Cook’s Notes: 1. I also like this dish with a handful of the spinach added to the top of each bowl a la salad. You can stir it into your bowl (it will wilt quickly in the hot soup) or eat it on top and add another texture and color to your soup. This method will also avoid the spinach being over-cooked if you’re reheating the soup another day. You can save a bit of the grated cheese to go on top of the spinach. 2. This soup would, I think, work fine with other cooked proteins such as roast beef, pork, or turkey, cooked or smoked sausages, baked or sautéed tofu, small pieces of grilled salmon, or even leftover cooked shrimp. (Salmon or shrimp should go into the bowls cold with the hot soup ladled over them.)

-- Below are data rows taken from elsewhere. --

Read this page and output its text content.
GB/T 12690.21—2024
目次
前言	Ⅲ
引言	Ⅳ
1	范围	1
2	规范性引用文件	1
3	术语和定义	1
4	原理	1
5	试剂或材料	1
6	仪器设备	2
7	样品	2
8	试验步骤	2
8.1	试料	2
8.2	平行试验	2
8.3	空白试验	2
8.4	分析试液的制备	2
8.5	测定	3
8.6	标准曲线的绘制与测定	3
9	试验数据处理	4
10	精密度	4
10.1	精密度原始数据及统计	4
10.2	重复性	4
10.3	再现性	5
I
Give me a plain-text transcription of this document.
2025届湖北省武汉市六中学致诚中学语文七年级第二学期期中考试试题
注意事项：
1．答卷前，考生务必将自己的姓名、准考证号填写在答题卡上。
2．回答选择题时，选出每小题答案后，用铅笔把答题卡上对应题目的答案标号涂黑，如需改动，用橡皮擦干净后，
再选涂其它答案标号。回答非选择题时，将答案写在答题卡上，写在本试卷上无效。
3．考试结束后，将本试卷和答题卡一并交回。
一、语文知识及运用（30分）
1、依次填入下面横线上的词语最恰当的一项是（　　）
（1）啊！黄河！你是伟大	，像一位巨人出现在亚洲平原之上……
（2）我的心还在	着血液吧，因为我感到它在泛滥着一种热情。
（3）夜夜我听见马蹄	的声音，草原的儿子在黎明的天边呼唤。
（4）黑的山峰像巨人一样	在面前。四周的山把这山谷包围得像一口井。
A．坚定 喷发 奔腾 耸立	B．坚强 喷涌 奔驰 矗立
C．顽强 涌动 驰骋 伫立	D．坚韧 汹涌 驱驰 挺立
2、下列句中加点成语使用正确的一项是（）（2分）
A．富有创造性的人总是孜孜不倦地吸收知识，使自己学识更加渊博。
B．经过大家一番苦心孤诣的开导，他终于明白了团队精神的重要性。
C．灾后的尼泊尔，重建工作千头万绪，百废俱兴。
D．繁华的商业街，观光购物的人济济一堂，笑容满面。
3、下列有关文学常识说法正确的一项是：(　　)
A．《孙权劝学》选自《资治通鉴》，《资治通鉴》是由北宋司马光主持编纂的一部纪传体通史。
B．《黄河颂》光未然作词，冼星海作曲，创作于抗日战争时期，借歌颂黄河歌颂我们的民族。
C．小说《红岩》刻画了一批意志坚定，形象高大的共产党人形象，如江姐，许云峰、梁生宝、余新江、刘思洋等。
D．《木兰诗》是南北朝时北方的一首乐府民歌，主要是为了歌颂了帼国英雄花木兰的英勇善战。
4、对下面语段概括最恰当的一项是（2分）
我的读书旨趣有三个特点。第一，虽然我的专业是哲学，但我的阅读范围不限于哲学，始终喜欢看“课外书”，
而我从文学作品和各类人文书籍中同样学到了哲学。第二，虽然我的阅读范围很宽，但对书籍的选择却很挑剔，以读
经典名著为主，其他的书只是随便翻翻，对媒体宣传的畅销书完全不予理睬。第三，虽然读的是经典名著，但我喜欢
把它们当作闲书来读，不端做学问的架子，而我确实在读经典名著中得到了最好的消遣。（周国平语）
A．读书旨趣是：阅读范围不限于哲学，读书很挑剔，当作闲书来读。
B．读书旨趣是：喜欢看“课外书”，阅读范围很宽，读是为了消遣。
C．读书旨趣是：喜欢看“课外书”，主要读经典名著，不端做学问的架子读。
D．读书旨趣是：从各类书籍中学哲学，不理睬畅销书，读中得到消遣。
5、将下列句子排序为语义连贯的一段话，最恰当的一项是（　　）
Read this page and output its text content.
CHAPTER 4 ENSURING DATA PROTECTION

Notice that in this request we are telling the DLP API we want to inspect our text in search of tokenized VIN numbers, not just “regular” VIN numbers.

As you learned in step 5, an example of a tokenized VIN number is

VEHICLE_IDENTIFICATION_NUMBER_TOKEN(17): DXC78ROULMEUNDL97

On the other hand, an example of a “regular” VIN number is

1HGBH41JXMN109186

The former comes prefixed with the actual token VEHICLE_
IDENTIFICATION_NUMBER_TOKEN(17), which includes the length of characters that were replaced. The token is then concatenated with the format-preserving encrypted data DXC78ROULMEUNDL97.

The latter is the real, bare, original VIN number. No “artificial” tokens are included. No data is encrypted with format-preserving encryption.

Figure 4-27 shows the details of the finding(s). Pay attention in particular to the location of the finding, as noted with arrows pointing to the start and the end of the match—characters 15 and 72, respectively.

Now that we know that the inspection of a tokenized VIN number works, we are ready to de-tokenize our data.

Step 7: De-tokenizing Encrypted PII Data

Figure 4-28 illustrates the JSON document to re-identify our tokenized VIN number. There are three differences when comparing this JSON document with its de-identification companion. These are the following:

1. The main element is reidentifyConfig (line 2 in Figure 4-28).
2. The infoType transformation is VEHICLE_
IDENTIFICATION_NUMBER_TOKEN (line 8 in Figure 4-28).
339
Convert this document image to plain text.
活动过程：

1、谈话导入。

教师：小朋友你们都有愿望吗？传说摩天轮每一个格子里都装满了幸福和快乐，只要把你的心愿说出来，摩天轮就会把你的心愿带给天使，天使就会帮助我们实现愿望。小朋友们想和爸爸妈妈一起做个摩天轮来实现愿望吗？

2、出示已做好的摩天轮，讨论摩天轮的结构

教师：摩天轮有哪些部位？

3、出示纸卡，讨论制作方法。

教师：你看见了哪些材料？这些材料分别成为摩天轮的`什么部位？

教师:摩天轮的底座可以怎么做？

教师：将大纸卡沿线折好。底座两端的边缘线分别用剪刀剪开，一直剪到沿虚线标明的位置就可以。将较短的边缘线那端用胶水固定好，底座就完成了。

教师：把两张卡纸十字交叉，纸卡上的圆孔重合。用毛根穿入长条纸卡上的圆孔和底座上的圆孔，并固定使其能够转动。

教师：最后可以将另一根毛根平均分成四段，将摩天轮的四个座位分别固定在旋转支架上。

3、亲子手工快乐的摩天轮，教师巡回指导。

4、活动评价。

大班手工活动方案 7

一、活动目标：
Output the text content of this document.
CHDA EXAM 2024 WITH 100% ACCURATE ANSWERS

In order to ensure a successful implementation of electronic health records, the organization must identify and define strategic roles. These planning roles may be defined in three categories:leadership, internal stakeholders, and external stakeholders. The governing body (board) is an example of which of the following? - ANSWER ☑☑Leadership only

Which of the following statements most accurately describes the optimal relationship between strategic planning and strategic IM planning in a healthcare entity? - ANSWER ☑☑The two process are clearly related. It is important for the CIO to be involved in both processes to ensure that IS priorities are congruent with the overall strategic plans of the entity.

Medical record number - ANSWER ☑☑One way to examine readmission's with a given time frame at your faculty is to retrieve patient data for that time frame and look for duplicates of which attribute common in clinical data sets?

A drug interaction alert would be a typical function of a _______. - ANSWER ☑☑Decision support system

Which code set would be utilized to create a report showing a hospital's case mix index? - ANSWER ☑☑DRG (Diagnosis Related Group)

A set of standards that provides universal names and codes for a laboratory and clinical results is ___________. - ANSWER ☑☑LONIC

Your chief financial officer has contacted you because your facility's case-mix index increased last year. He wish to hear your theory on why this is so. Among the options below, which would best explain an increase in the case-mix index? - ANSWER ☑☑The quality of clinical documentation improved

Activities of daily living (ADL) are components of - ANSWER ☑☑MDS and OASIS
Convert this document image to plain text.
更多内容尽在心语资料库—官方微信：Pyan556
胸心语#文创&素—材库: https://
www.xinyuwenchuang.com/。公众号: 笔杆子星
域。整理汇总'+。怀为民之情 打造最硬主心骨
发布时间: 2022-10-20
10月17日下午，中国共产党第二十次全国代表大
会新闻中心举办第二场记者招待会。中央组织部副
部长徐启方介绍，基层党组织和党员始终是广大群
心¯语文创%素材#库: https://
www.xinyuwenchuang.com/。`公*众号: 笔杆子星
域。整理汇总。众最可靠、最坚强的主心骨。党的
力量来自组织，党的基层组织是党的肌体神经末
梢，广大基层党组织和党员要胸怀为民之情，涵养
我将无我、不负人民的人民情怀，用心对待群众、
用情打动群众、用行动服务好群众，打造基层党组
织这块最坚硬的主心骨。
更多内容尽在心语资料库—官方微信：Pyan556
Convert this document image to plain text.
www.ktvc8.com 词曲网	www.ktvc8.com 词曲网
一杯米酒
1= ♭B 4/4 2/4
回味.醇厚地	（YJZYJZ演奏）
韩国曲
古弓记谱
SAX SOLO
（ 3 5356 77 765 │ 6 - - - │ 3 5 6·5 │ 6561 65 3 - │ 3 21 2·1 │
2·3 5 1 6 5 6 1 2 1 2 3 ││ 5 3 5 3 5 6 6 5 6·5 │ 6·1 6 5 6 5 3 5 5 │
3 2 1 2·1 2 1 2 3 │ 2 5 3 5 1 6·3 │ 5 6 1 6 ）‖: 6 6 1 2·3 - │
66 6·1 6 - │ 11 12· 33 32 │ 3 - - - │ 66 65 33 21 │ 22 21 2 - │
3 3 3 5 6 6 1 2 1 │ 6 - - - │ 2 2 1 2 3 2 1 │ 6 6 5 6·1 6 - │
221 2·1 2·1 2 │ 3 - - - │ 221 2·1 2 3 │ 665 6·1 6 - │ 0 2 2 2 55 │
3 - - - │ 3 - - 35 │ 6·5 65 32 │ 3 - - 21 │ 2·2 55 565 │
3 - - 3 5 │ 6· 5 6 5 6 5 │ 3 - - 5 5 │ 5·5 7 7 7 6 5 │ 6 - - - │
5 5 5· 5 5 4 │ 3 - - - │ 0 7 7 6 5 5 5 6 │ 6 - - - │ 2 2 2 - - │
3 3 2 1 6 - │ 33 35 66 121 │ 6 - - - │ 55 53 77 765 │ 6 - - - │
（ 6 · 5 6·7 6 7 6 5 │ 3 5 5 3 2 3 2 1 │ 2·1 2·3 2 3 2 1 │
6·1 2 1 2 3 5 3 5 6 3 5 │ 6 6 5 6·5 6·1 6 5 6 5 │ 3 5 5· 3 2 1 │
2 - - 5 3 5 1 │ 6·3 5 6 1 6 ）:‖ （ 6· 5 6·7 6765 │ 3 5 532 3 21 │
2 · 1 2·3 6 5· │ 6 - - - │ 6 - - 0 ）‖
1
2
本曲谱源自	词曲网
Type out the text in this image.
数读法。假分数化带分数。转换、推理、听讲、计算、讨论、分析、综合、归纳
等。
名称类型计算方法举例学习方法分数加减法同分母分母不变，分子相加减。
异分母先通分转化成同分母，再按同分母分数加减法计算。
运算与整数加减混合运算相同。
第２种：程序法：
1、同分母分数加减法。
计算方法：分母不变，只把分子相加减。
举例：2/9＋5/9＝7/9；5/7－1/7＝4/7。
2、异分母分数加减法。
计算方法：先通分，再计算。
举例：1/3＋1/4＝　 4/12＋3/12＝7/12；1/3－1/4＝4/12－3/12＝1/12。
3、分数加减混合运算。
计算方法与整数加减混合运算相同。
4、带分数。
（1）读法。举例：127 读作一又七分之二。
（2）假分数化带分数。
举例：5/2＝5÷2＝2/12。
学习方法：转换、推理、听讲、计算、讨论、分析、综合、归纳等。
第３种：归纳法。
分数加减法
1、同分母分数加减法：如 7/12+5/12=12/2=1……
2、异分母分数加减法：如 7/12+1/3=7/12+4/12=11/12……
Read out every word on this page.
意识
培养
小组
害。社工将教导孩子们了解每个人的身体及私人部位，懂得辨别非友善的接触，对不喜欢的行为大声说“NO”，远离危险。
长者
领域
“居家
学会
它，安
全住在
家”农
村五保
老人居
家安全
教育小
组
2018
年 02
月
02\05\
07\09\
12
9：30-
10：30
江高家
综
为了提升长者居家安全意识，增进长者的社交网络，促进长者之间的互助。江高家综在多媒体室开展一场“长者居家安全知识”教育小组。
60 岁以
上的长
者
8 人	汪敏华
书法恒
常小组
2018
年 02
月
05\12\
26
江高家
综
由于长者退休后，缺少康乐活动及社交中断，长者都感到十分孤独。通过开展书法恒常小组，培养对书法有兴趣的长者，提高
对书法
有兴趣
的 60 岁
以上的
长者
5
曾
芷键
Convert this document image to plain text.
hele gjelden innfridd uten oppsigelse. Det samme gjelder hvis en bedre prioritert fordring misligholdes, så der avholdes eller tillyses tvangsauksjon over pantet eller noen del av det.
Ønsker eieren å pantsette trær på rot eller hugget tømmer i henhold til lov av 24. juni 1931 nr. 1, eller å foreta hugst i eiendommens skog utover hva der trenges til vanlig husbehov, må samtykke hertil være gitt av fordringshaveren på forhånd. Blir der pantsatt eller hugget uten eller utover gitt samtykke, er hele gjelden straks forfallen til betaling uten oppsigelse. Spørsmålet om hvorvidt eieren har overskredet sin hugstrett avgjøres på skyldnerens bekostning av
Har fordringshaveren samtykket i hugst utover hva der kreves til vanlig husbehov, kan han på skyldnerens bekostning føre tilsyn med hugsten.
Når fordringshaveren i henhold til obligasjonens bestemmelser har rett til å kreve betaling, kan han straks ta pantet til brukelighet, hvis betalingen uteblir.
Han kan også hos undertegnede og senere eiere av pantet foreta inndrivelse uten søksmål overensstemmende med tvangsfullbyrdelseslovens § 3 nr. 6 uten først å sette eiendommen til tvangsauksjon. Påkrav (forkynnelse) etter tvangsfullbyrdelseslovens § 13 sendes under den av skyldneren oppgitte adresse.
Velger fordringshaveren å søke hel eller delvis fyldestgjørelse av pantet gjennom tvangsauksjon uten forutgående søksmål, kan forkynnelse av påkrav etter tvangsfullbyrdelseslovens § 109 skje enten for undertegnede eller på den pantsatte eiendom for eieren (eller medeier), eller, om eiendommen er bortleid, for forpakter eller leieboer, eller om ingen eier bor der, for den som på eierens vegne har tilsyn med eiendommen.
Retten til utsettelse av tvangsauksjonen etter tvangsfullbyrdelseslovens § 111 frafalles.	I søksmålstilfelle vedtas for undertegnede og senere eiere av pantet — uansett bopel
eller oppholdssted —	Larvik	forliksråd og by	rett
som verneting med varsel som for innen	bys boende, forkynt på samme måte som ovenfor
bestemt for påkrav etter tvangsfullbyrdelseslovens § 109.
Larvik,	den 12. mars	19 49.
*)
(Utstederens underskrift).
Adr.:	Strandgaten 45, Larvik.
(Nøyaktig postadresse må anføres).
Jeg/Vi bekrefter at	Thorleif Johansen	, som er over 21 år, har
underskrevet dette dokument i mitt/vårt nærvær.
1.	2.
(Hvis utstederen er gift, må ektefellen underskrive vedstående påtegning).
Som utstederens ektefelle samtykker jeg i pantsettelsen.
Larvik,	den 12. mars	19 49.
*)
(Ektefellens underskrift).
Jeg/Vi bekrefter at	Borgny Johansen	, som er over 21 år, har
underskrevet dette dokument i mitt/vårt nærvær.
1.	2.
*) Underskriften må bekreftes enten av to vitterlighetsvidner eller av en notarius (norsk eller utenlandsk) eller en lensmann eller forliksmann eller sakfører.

WINE: Go light. An Albariño or a Falanghina–even an Italian Chardonnay blend.
SLOW COOKER: You’ll by now know, if you spend much time at my table, I adore slow cooking, but it’s most often accomplished in a Dutch oven in my oven. If you want to see a similar soup that’s made in an electric slow cooker, look at this recipe.
If you like this, you might like my…
Tortellini and Shredded Beef in Broth with Vegetables (Tortellini en Brodo)
Be happy and guilt-free in eating your white flour pasta; you do it so seldom; please don’t say words like, “I’m being bad.” Really. Drink your wine and enjoy your dinner.